O etileno é um hidrocarboneto, compostos químicos orgânicos que são constituídos apenas de átomos de carbono e hidrogênio, como a gasolina, o óleo diesel, o querosene e outros derivados de petróleo. Só que a molécula de etileno é bem menor do que a da maioria dos combustíveis, possui apenas dois átomos de carbono e seis de hidrogênio, por ser tão pequena é leve e um gás na temperatura ambiente. Também é explosivo, por isto é preciso cuidado quando se trabalha com concentrações muito elevadas. Nos vegetais, o etileno tem a propriedade de funcionar como um hormônio ou regulador vegetal, o único gasoso. Hormônios ou reguladores vegetais, são moléculas que em muito pequenas quantidades podem desencadear grandes transformações ou mudanças nas plantas e em seus órgãos, como são as frutas e hortaliças.

Entre tantas funções, o etileno pode ser considerado o hormônio do amadurecimento dos frutos. É produzido no interior das células a partir do aminoácido metionina por meio de reações bioquímicas complicadas. O etileno, tanto faz se produzido na célula ou fora dela, envia um recado químico aos frutos para que eles amadureçam. As moléculas do gás hormônio aderem à parede das células das frutas e dão o comando para o amadurecimento começar. A clorofila, pigmento verde responsável pela fotossíntese, se degrada, possibilitando que pigmentos de outras cores, como as xantofilas amarelas, os carotenoides alaranjados, as antocianinas arroxeadas ou violetas e o licopeno vermelho. A fruta fica colorida e muito mais atrativa. As xantofilas e os carotenoides já estavam lá, só que ocultos pelo verde da clorofila. As antocianinas e o licopeno começam a ser fabricados após a ação do etileno. Os aromas, tão importantes para o sabor e atratividade dos produtos, só são sintetizados na presença do etileno.

Ao mesmo tempo da mudança de coloração e também obedecendo a ordem química do etileno, uma substância chamada pectato de cálcio, espécie de cimento da parede celular, começa a se desfazer. A fruta deixa de ser dura e se torna macia, pronta para ser apreciada, este processo é muito evidente nas peras, no abacate, no pêssego e no mamão.

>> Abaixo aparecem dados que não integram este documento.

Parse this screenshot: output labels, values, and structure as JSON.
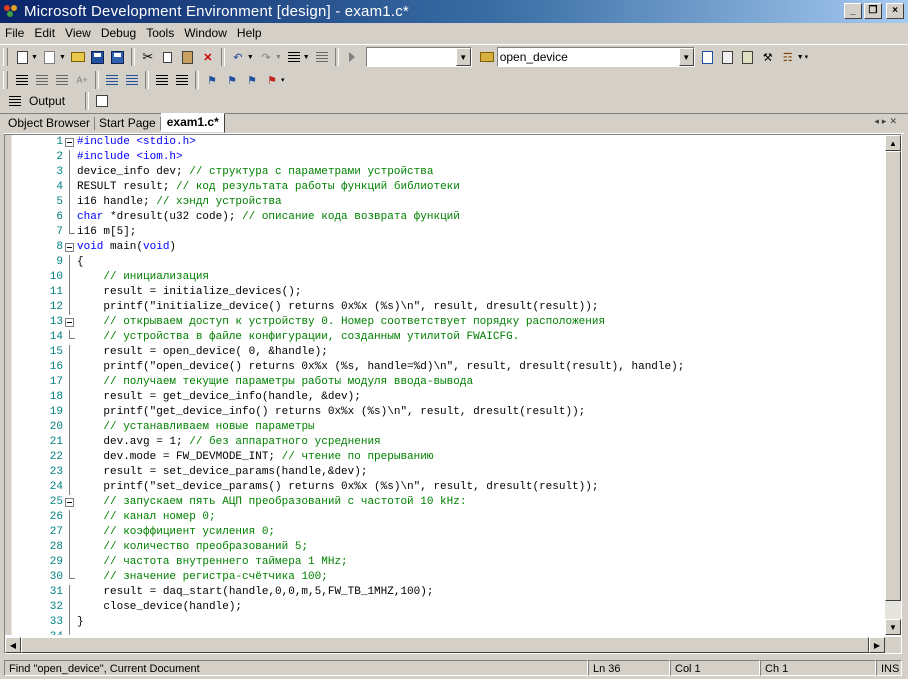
{
  "window": {
    "title": "Microsoft Development Environment [design] - exam1.c*",
    "minimize_label": "_",
    "maximize_label": "❐",
    "close_label": "×"
  },
  "menu": [
    {
      "label": "File"
    },
    {
      "label": "Edit"
    },
    {
      "label": "View"
    },
    {
      "label": "Debug"
    },
    {
      "label": "Tools"
    },
    {
      "label": "Window"
    },
    {
      "label": "Help"
    }
  ],
  "toolbar": {
    "config_combo_value": "",
    "find_combo_value": "open_device",
    "output_label": "Output"
  },
  "tabs": [
    {
      "label": "Object Browser",
      "active": false
    },
    {
      "label": "Start Page",
      "active": false
    },
    {
      "label": "exam1.c*",
      "active": true
    }
  ],
  "editor": {
    "lines": [
      {
        "n": "1",
        "fold": "open",
        "text": "#include <stdio.h>",
        "style": "pre"
      },
      {
        "n": "2",
        "fold": "line",
        "text": "#include <iom.h>",
        "style": "pre"
      },
      {
        "n": "3",
        "fold": "line",
        "code": "device_info dev; ",
        "comment": "// структура с параметрами устройства"
      },
      {
        "n": "4",
        "fold": "line",
        "code": "RESULT result; ",
        "comment": "// код результата работы функций библиотеки"
      },
      {
        "n": "5",
        "fold": "line",
        "code": "i16 handle; ",
        "comment": "// хэндл устройства"
      },
      {
        "n": "6",
        "fold": "line",
        "kw": "char",
        "code": " *dresult(u32 code); ",
        "comment": "// описание кода возврата функций"
      },
      {
        "n": "7",
        "fold": "end",
        "code": "i16 m[5];"
      },
      {
        "n": "8",
        "fold": "open",
        "kw": "void",
        "code": " main(",
        "kw2": "void",
        "code2": ")"
      },
      {
        "n": "9",
        "fold": "line",
        "code": "{"
      },
      {
        "n": "10",
        "fold": "line",
        "code": "    ",
        "comment": "// инициализация"
      },
      {
        "n": "11",
        "fold": "line",
        "code": "    result = initialize_devices();"
      },
      {
        "n": "12",
        "fold": "line",
        "code": "    printf(\"initialize_device() returns 0x%x (%s)\\n\", result, dresult(result));"
      },
      {
        "n": "13",
        "fold": "open",
        "code": "    ",
        "comment": "// открываем доступ к устройству 0. Номер соответствует порядку расположения"
      },
      {
        "n": "14",
        "fold": "end",
        "code": "    ",
        "comment": "// устройства в файле конфигурации, созданным утилитой FWAICFG."
      },
      {
        "n": "15",
        "fold": "line",
        "code": "    result = open_device( 0, &handle);"
      },
      {
        "n": "16",
        "fold": "line",
        "code": "    printf(\"open_device() returns 0x%x (%s, handle=%d)\\n\", result, dresult(result), handle);"
      },
      {
        "n": "17",
        "fold": "line",
        "code": "    ",
        "comment": "// получаем текущие параметры работы модуля ввода-вывода"
      },
      {
        "n": "18",
        "fold": "line",
        "code": "    result = get_device_info(handle, &dev);"
      },
      {
        "n": "19",
        "fold": "line",
        "code": "    printf(\"get_device_info() returns 0x%x (%s)\\n\", result, dresult(result));"
      },
      {
        "n": "20",
        "fold": "line",
        "code": "    ",
        "comment": "// устанавливаем новые параметры"
      },
      {
        "n": "21",
        "fold": "line",
        "code": "    dev.avg = 1; ",
        "comment": "// без аппаратного усреднения"
      },
      {
        "n": "22",
        "fold": "line",
        "code": "    dev.mode = FW_DEVMODE_INT; ",
        "comment": "// чтение по прерыванию"
      },
      {
        "n": "23",
        "fold": "line",
        "code": "    result = set_device_params(handle,&dev);"
      },
      {
        "n": "24",
        "fold": "line",
        "code": "    printf(\"set_device_params() returns 0x%x (%s)\\n\", result, dresult(result));"
      },
      {
        "n": "25",
        "fold": "open",
        "code": "    ",
        "comment": "// запускаем пять АЦП преобразований с частотой 10 kHz:"
      },
      {
        "n": "26",
        "fold": "line",
        "code": "    ",
        "comment": "// канал номер 0;"
      },
      {
        "n": "27",
        "fold": "line",
        "code": "    ",
        "comment": "// коэффициент усиления 0;"
      },
      {
        "n": "28",
        "fold": "line",
        "code": "    ",
        "comment": "// количество преобразований 5;"
      },
      {
        "n": "29",
        "fold": "line",
        "code": "    ",
        "comment": "// частота внутреннего таймера 1 MHz;"
      },
      {
        "n": "30",
        "fold": "end",
        "code": "    ",
        "comment": "// значение регистра-счётчика 100;"
      },
      {
        "n": "31",
        "fold": "line",
        "code": "    result = daq_start(handle,0,0,m,5,FW_TB_1MHZ,100);"
      },
      {
        "n": "32",
        "fold": "line",
        "code": "    close_device(handle);"
      },
      {
        "n": "33",
        "fold": "line",
        "code": "}"
      },
      {
        "n": "34",
        "fold": "line",
        "code": ""
      }
    ]
  },
  "status": {
    "message": "Find \"open_device\", Current Document",
    "line": "Ln 36",
    "col": "Col 1",
    "ch": "Ch 1",
    "mode": "INS"
  },
  "colors": {
    "keyword": "#0000ff",
    "comment": "#008000",
    "line_number": "#008080",
    "title_gradient_start": "#0a246a"
  }
}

Nas frutas climatéricas, aquelas que amadurecem depois de colhidas, o etileno começa a ser produzido logo depois do completo desenvolvimento. Até que atinge um pico de produção pouco antes do pico da respiração. A grosso modo ele fez a fruta ficar mais macia, mais colorida e respirar mais. Do processo de respiração que vão surgir as substâncias que dão bom sabor à fruta, como os ácidos que dão o azedinho gostoso, e vários compostos de aromas. Neste tipo de fruto, depois que o etileno dispara o processo de amadurecimento não há mais como parar, só deixá-lo mais devagar com o uso de temperatura mais baixa. Aliás, até um certo limite, a produção de etileno aumenta proporcionalmente ao aumento da temperatura.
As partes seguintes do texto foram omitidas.